KOMPAS.com - Seorang perempuan Rina Hansen, Ph.D., membutuhkan waktu 11 tahun untuk membujuk pemilik Rhanders untuk menjual bisnis tersebut kepadanya.
Rhanders adalah perusahaan sarung tangan legendaris Denmark yang didirikan tahun 1811.
"Saya menjadikan ini sebagai misi hidup saya untuk menghidupkan kembali merek ini, mendokumentasikan sejarahnya, dan berinovasi pada keterampilan pengerjaan."
Demikian penuturan Rina Hansen saat masa isolasi mandiri di sebuah pedesaan di Denmark, seperti dilansir Vogue.
Sedemikian kuat dan gigih niatnya, Hansen datang ke perusahaan tersebut dengan ide membuat sarung tangan pelindung yang mudah dipakai.
Namun tak hanya itu, dia pun ingin membuat sarung tangan yang lebih ramah lingkungan, daripada sarung tangan karet sekali pakai.
Dia mengaku memiliki ide ini sejak lama, kala dia masih tinggal di London. Neneknya datang, dan memberi nasihat untuk menggunakan sarung tangan ketika berpergian.
"Sarung tangan melindungi tangan kita, dan membuat kita tak menyentuh wajah, atau hidung," kata Hansen mengutip pernyatan sang nenek kala itu.
Singkat cerita, setahun setelah sukses mengakuisisi Rhanders, merek ini lalu memperkenalkan sarung tangan kulit dan katun.
Sarung tangan ini dapat dicuci, dengan perawatan antibakteri yang ramah lingkungan, hipoalergenik, dan —menurut literatur perusahaan— mencegah hingga 99,99 persen bakteri patogen dan mikroorganisme.

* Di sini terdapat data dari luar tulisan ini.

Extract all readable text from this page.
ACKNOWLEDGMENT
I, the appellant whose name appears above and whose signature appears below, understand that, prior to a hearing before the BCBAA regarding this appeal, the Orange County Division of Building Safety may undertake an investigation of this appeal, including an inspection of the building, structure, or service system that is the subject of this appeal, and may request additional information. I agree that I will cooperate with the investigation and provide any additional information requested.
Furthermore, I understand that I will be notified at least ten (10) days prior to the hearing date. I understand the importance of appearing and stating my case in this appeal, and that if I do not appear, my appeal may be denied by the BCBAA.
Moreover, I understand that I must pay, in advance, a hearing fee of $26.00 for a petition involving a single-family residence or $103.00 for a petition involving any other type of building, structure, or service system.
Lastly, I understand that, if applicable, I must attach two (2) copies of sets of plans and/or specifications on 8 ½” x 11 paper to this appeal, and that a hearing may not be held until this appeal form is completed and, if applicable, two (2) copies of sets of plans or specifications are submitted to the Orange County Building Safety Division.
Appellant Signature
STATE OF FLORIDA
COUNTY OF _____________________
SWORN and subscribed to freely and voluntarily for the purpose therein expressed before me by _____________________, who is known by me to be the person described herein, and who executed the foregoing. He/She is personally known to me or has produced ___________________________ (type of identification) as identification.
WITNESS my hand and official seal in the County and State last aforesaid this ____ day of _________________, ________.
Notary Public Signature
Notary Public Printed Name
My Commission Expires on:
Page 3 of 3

Gaya baru ini dibuat melalui kolaborasi dengan Micro-Fresh dari Byron Dixon.
Semua inovasi ini dilakukan sebelum masa pandemi global seperti yang terjadi sekarang.
Dan kini, dengan perkembangan dunia saat ini, produk tersebut kian lekat dalam kehidupan masyarakat banyak.
Rhanders telah menyumbangkan produk-produk terbarunya itu kepada para relawan penyelamat, sekolah, dan pengasuh, serta terapis di panti jompo.
Meskipun antibakteri, namun sarung tangan itu tidak setara dengan sarung tangan medis.